Is there a built-in authentication system in UNet?

@aabramychev thank you. I hope to see these features soon in future builds.

 

Any news about this? I would love a web hook system for authentication

 

@aabramychev good to see that Unity still cares about its networking component !
Looking forward to good news soon (tm)
cheer up man, we're counting on you even though not too many of us voice their interest on the forums

 

I'm using a dummy player object to pass tickets, via command, to the server which then checks them against a web API.

If they authenticate, their gameobject gets fully enabled for chat and interaction but, on failure, they get disconnected.

How easy is this to exploit in your eyes?

As is, they don't count against the maximum number of connections until they authenticate.

 

Same, but have a problem.
If we don't wan't player know where is all other player, we can't like that.
(Think player is a cheater, secure your game, don't think "is work, is done")

If player is ban, he can connect like he is not activate.

So many problem with this system, we need real protect connexion.

 

You can actually set the player entity to be hidden on the network from other clients.
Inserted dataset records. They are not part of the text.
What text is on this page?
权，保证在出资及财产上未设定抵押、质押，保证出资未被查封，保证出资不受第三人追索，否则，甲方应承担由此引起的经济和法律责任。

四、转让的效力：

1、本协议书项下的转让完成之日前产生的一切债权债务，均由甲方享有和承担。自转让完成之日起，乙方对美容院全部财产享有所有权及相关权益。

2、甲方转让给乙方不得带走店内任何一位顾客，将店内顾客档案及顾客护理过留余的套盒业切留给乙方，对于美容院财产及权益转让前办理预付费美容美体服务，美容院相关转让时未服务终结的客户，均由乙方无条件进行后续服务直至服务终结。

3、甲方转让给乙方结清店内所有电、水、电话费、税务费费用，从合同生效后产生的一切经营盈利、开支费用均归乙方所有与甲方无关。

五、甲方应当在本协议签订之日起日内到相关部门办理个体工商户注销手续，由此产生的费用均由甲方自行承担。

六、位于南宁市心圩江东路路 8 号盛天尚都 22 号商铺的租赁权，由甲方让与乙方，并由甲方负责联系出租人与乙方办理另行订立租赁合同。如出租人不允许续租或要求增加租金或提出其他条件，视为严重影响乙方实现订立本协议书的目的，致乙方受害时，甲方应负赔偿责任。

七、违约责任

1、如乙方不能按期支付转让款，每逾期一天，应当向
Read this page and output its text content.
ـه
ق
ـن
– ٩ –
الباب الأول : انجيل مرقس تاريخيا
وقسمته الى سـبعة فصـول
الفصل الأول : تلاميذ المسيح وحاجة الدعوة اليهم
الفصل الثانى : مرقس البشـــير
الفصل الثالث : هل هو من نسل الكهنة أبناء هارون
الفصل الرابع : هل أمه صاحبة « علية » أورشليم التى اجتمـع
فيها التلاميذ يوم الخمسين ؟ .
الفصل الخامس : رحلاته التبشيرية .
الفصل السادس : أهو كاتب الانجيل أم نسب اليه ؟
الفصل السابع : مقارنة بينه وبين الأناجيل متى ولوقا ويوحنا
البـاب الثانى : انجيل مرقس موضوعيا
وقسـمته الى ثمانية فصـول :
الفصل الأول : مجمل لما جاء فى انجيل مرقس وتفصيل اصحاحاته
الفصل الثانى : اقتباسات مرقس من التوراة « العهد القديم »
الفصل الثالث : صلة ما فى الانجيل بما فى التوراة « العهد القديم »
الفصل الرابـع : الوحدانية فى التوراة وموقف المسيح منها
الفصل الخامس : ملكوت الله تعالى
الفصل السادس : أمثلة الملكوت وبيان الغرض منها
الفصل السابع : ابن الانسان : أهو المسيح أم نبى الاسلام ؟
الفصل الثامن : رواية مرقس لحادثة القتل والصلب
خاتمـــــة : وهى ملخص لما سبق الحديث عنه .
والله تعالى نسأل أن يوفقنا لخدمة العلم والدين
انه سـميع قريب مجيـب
If people, during the authentication process, are hidden from one another and far away from authenticated players (who have network visibility based on proximity), that will achieve the desired effect. Even though it's improvised, the security and data traffic are optimal.

At the moment, if players fail to authenticate within a time limit, I kill the connection. You can take it a step further and try to ban any unique identifiers you can find, like the IP, for a few minutes to stop flooding.
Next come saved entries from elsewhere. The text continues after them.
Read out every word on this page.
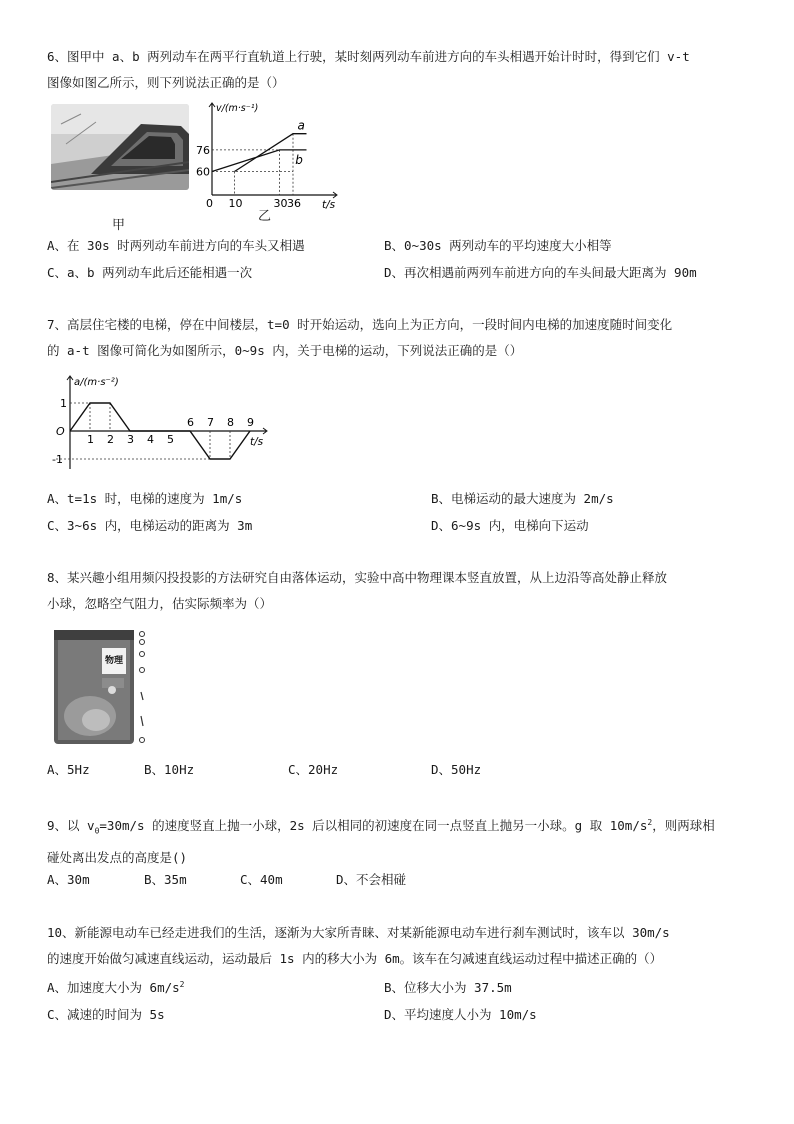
6、图甲中 a、b 两列动车在两平行直轨道上行驶，某时刻两列动车前进方向的车头相遇开始计时时，得到它们 v-t
图像如图乙所示，则下列说法正确的是（）
甲
10	30 36
60
76
a
b
0
v/(m·s⁻¹)
t/s
乙
A、在 30s 时两列动车前进方向的车头又相遇	B、0~30s 两列动车的平均速度大小相等
C、a、b 两列动车此后还能相遇一次	D、再次相遇前两列车前进方向的车头间最大距离为 90m
7、高层住宅楼的电梯，停在中间楼层，t=0 时开始运动，选向上为正方向，一段时间内电梯的加速度随时间变化
的 a-t 图像可简化为如图所示，0~9s 内，关于电梯的运动，下列说法正确的是（）
1 2 3 4 5
6 7 8 9
1
-1
O
a/(m·s⁻²)
t/s
A、t=1s 时，电梯的速度为 1m/s	B、电梯运动的最大速度为 2m/s
C、3~6s 内，电梯运动的距离为 3m	D、6~9s 内，电梯向下运动
8、某兴趣小组用频闪投投影的方法研究自由落体运动，实验中高中物理课本竖直放置，从上边沿等高处静止释放
小球，忽略空气阻力，估实际频率为（）
物理
A、5Hz	B、10Hz	C、20Hz	D、50Hz
9、以 $v_0=30m/s$ 的速度竖直上抛一小球，2s 后以相同的初速度在同一点竖直上抛另一小球。g 取 $10m/s^2$，则两球相
碰处离出发点的高度是()
A、30m	B、35m	C、40m	D、不会相碰
10、新能源电动车已经走进我们的生活，逐渐为大家所青睐、对某新能源电动车进行刹车测试时，该车以 30m/s
的速度开始做匀减速直线运动，运动最后 1s 内的移大小为 6m。该车在匀减速直线运动过程中描述正确的（）
A、加速度大小为 $6m/s^2$	B、位移大小为 37.5m
C、减速的时间为 5s	D、平均速度人小为 10m/s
Edit: Just been talking to the Mirror / Telepathy Devs in Discord and a better way to do this is to authenticate via messages prior to the client being set to ready.
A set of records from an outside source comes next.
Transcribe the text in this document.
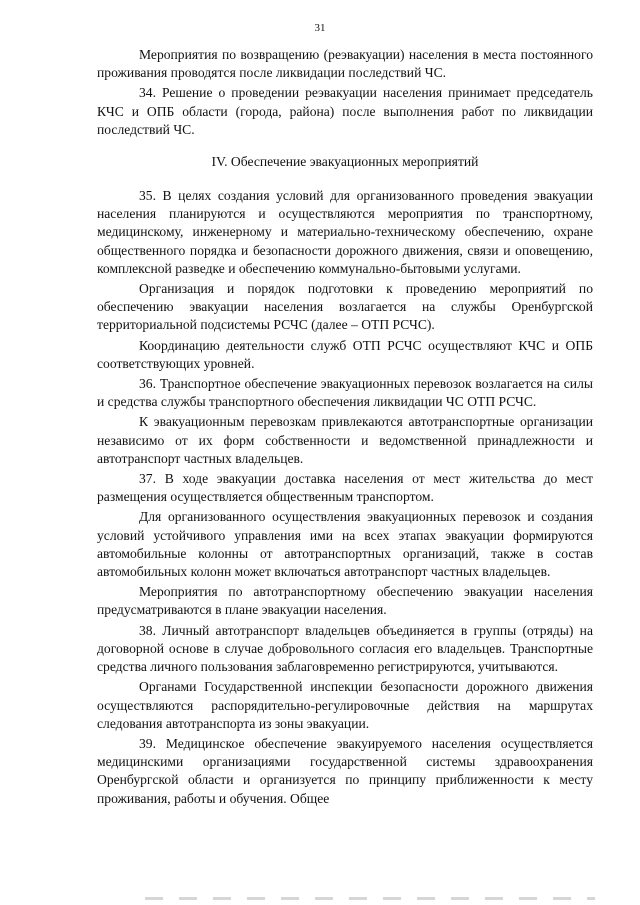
31

Мероприятия по возвращению (реэвакуации) населения в места постоянного проживания проводятся после ликвидации последствий ЧС.

34. Решение о проведении реэвакуации населения принимает председатель КЧС и ОПБ области (города, района) после выполнения работ по ликвидации последствий ЧС.

IV. Обеспечение эвакуационных мероприятий

35. В целях создания условий для организованного проведения эвакуации населения планируются и осуществляются мероприятия по транспортному, медицинскому, инженерному и материально-техническому обеспечению, охране общественного порядка и безопасности дорожного движения, связи и оповещению, комплексной разведке и обеспечению коммунально-бытовыми услугами.

Организация и порядок подготовки к проведению мероприятий по обеспечению эвакуации населения возлагается на службы Оренбургской территориальной подсистемы РСЧС (далее – ОТП РСЧС).

Координацию деятельности служб ОТП РСЧС осуществляют КЧС и ОПБ соответствующих уровней.

36. Транспортное обеспечение эвакуационных перевозок возлагается на силы и средства службы транспортного обеспечения ликвидации ЧС ОТП РСЧС.

К эвакуационным перевозкам привлекаются автотранспортные организации независимо от их форм собственности и ведомственной принадлежности и автотранспорт частных владельцев.

37. В ходе эвакуации доставка населения от мест жительства до мест размещения осуществляется общественным транспортом.

Для организованного осуществления эвакуационных перевозок и создания условий устойчивого управления ими на всех этапах эвакуации формируются автомобильные колонны от автотранспортных организаций, также в состав автомобильных колонн может включаться автотранспорт частных владельцев.

Мероприятия по автотранспортному обеспечению эвакуации населения предусматриваются в плане эвакуации населения.

38. Личный автотранспорт владельцев объединяется в группы (отряды) на договорной основе в случае добровольного согласия его владельцев. Транспортные средства личного пользования заблаговременно регистрируются, учитываются.

Органами Государственной инспекции безопасности дорожного движения осуществляются распорядительно-регулировочные действия на маршрутах следования автотранспорта из зоны эвакуации.

39. Медицинское обеспечение эвакуируемого населения осуществляется медицинскими организациями государственной системы здравоохранения Оренбургской области и организуется по принципу приближенности к месту проживания, работы и обучения. Общее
You can override the default method shown below (Network Manager) and call ClientScene.Ready on your own terms:

public virtual void OnClientConnect(NetworkConnection conn)
{
if (!clientLoadedScene)
{
// Ready/AddPlayer is usually triggered by a scene load completing. if no scene was loaded, then Ready/AddPlayer it here instead.
ClientScene.Ready(conn);
if (m_AutoCreatePlayer)
{
ClientScene.AddPlayer(0);
}
}
}

This way, the game state won't be sent during your authentication process.